内容简介:
Why do we care so much about celebrities? Who decides who gets to be a star? Do celebrities deserve the outsized attention they receive? Sharon Marcus challenges everything you thought you knew about our obsession with fame. Drawing on scrapbooks, diaries, and vintage fan mail, she traces celebrity culture back to its nineteenth-century roots, when people the world over found themselves captivated by celebrity chefs, bad-boy poets, and actors such as the "divine" Sarah Bernhardt, as famous in her day as the Beatles in theirs.
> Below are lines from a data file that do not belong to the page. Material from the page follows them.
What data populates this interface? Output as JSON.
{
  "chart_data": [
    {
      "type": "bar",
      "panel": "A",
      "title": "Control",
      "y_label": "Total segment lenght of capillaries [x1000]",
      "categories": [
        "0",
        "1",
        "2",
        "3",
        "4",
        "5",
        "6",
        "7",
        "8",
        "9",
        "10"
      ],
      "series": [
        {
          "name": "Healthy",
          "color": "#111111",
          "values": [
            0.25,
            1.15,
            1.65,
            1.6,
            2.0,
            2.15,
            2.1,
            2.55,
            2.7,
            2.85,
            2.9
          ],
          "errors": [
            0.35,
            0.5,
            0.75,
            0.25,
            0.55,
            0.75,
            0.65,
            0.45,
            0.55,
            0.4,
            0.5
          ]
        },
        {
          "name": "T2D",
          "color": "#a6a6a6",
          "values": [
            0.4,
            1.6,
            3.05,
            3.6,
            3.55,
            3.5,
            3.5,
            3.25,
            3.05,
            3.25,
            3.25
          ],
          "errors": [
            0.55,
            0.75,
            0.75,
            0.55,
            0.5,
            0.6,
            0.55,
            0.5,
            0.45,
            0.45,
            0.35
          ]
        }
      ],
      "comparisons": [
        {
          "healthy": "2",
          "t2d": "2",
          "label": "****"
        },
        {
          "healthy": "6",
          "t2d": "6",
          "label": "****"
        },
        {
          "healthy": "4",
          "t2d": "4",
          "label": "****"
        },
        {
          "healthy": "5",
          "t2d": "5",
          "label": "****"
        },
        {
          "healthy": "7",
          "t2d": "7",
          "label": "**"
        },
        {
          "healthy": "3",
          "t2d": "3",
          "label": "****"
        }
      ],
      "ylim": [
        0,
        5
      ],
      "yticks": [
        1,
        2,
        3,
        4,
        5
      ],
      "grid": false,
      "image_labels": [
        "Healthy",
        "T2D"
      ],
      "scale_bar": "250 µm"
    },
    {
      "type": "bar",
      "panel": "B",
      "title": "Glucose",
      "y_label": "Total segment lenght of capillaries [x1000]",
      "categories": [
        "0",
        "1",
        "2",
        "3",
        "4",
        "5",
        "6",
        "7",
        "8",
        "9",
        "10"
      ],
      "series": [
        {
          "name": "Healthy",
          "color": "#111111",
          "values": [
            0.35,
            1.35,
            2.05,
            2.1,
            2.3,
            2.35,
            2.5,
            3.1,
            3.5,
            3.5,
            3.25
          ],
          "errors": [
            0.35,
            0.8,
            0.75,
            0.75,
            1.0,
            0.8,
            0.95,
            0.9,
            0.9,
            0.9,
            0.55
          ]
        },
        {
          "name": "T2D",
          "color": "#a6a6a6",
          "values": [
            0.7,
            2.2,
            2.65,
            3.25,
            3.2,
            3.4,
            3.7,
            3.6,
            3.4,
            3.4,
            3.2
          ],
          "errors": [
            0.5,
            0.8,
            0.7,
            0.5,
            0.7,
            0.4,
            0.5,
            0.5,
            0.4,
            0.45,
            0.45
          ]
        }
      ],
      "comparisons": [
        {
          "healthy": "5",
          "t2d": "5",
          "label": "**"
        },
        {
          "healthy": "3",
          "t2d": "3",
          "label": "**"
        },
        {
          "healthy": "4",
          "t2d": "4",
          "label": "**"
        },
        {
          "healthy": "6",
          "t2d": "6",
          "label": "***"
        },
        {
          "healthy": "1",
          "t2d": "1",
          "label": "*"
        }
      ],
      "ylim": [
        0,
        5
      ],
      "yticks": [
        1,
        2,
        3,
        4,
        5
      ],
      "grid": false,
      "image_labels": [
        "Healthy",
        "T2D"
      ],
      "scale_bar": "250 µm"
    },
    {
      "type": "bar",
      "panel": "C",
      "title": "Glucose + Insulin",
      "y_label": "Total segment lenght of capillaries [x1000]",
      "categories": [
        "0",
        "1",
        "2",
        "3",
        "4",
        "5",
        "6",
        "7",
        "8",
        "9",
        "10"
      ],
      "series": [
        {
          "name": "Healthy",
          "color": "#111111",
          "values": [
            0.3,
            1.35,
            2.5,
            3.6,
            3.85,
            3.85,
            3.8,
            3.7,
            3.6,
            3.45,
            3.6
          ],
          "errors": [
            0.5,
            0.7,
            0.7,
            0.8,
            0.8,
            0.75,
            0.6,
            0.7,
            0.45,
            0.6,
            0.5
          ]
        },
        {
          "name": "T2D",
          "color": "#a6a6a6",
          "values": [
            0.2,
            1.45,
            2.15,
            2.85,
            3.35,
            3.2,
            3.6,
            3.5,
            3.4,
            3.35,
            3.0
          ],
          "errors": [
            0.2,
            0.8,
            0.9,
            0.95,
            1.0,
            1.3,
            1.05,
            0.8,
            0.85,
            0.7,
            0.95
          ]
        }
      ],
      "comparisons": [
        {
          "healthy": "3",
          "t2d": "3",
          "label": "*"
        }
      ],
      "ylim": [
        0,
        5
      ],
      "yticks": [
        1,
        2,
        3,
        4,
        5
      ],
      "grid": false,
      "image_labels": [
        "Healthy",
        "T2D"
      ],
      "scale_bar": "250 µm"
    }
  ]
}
The Drama of Celebrity reveals how journalists, the public, and celebrities themselves all compete to shape the stories we tell about celebrities and fans, resulting in a high-stakes drama as endless as it is unpredictable.
作者简介:
Sharon Marcus is the Orlando Harriman Professor of English and Comparative Literature at Columbia University. She specializes in nineteenth-century British and French literature and culture, and teaches courses on the 19th-century novel in England and France, particularly in relation to the history of urbanism and architecture; gender and sexuality studies; narrative theory; and 19th-century theater and performance. Marcus has received Fulbright, Woodrow Wilson, and ACLS fellowships, and a Gerry Lenfest Distinguished Faculty Award at Columbia. She is one of the senior editors of Public Culture, as well as a founding editor and Fiction Review Editor of Public Books. Marcus is the author of Apartment Stories: City and Home in Nineteenth-Century Paris and London (University of California Press, 1999), which received an honorable mention for the MLA Scaglione Prize for best book in comparative literature, and Between Women: Friendship, Desire, and Marriage in Victorian England (Princeton: 2007). Between Women has been translated into Spanish and won the Perkins Prize for best study of narrative, the Albion prize for best book on Britain after 1800, the Alan Bray Memorial award for best book in queer studies, and a Lambda Literary award for best book in LGBT studies. With Stephen Best, she edited a special issue of Representations on "The Way We Read Now" that has been important within the growing field, in literary criticism and cultural studies, of postcritique. Before joining Columbia in 2003, Marcus taught for many years at the University of California, Berkeley. She received her B.A. from Brown University and her Ph.D. from the Johns Hopkins University Humanities Center.